Britain wants deeper reforms to the EU ETS than proposed by European Commission
Britain wants deeper reforms to the EU Emissions Trading System (ETS) than those proposed by the European Commission and Germany.
Britain said major changes are needed to help businesses cut emissions, to protect them from foreign competitors, and foster investment in low-carbon technology. The UK is asking for bold and comprehensive reforms to restore the ability of the EU ETS to drive cost-effective emission reduction and low-carbon investment.
The Commission, the EU executive, has proposed launching a so-called market stability reserve (MSR) from 2021 to regulate the supply of allowances in the ETS, the bloc’s main weapon to combat climate change.
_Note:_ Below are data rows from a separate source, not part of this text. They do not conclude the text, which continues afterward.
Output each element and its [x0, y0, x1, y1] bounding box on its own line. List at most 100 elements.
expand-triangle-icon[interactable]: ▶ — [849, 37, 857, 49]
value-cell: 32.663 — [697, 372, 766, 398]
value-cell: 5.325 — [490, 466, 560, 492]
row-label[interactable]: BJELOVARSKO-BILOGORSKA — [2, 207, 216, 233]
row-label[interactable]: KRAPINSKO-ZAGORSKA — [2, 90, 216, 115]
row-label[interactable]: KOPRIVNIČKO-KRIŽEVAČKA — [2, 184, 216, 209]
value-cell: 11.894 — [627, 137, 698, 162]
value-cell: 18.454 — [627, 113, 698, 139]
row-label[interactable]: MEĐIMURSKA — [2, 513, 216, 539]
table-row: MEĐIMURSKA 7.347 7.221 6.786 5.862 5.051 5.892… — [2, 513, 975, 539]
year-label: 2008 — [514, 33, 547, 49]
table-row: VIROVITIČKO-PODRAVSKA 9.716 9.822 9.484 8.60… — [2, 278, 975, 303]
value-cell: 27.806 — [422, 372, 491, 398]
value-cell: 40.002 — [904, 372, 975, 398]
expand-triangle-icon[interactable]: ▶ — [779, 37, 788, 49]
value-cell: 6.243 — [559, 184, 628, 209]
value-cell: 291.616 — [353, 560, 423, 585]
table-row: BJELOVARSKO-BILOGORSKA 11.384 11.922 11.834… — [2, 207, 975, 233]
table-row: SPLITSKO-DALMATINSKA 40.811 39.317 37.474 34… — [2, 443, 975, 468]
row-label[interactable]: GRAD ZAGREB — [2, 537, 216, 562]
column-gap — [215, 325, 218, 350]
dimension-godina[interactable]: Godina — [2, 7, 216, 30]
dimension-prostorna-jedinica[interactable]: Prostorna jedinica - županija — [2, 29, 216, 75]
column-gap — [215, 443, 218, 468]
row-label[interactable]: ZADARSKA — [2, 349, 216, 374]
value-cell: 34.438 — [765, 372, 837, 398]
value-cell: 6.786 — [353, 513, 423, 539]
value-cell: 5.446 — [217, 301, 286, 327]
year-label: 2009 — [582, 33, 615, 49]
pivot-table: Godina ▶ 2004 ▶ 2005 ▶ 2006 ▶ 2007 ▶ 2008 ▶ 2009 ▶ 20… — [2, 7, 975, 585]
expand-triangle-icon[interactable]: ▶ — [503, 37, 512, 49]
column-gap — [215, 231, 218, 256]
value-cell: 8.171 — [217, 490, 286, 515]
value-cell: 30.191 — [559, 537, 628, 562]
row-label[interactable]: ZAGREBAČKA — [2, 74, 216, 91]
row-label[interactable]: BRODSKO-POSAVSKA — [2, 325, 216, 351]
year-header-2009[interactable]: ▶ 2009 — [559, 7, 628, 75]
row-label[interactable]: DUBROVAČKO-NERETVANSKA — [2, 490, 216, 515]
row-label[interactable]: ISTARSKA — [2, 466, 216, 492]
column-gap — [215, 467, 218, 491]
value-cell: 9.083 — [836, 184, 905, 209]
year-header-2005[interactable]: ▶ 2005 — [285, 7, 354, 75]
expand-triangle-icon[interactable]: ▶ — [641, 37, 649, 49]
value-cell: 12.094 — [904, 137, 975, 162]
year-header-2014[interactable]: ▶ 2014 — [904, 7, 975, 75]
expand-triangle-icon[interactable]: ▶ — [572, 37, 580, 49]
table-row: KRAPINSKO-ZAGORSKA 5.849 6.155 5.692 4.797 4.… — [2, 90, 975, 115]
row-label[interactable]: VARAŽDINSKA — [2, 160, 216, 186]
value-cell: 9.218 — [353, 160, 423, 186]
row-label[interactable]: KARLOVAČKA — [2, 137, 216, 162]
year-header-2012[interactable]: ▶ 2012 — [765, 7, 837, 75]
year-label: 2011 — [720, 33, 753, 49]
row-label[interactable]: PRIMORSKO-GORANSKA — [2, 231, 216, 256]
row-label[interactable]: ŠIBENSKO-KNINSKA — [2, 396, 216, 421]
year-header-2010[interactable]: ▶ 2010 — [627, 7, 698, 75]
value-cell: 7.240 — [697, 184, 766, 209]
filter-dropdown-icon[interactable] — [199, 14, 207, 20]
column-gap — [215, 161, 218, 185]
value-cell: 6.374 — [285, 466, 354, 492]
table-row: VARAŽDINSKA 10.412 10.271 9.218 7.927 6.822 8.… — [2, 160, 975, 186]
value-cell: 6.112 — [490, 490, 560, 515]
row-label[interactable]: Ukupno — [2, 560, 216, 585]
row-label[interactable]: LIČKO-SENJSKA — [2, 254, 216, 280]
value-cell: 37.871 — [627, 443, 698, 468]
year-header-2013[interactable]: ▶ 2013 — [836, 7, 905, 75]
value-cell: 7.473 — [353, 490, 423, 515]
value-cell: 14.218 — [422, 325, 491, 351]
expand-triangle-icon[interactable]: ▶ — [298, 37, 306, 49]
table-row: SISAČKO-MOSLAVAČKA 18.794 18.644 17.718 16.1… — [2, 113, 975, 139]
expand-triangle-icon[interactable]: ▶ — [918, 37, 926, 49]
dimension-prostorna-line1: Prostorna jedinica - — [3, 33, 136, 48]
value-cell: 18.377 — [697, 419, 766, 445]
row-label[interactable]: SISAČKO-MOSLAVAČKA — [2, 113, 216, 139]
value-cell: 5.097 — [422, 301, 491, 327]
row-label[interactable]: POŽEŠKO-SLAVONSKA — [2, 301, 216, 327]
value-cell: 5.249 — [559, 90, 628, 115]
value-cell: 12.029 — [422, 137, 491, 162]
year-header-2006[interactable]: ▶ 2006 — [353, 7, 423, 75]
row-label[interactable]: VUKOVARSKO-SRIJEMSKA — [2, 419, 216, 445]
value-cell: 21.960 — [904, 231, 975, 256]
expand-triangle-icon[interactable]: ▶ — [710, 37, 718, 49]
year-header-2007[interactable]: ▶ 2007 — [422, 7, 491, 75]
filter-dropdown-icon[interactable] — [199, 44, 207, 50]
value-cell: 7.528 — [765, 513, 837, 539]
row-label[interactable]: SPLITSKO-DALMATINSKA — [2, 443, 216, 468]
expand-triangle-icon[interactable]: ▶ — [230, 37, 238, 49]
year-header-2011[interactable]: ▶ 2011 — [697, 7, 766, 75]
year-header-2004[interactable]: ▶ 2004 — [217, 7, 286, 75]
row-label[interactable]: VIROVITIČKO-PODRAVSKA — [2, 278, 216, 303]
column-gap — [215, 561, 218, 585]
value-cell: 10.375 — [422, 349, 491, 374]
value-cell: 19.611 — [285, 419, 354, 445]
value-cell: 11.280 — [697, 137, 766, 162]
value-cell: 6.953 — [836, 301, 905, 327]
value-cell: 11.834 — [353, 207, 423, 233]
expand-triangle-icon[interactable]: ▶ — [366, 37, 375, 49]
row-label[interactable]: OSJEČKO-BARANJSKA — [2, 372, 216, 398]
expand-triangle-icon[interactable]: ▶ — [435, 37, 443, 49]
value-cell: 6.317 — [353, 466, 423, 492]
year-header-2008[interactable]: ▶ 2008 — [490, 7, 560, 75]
The MSR aims to expedite the shrinking of a surplus of more than two billion permits, which has knocked EU carbon prices to around 6 euros per tonne from more than 30 euros in 2008.
Britain has not formally backed the MSR but has pointed out that the sooner reform takes place, the sooner the ETS can be restored as an effective policy.
The MSR can potentially help but it is not the comprehensive change we urgently need to tackle the surplus, said a spokeswoman for Britain’s Department of Energy and Climate Change. Instead, Britain said it wants to cancel permanently a significant number of the surplus permits, without specifying a figure or range.
The Commission is keen for lawmakers to treat the reform separately from potentially lengthier talks on the 2030 targets to ensure it can be passed into law early next year. But some EU nations believe the issues are closely connected and best tackled together.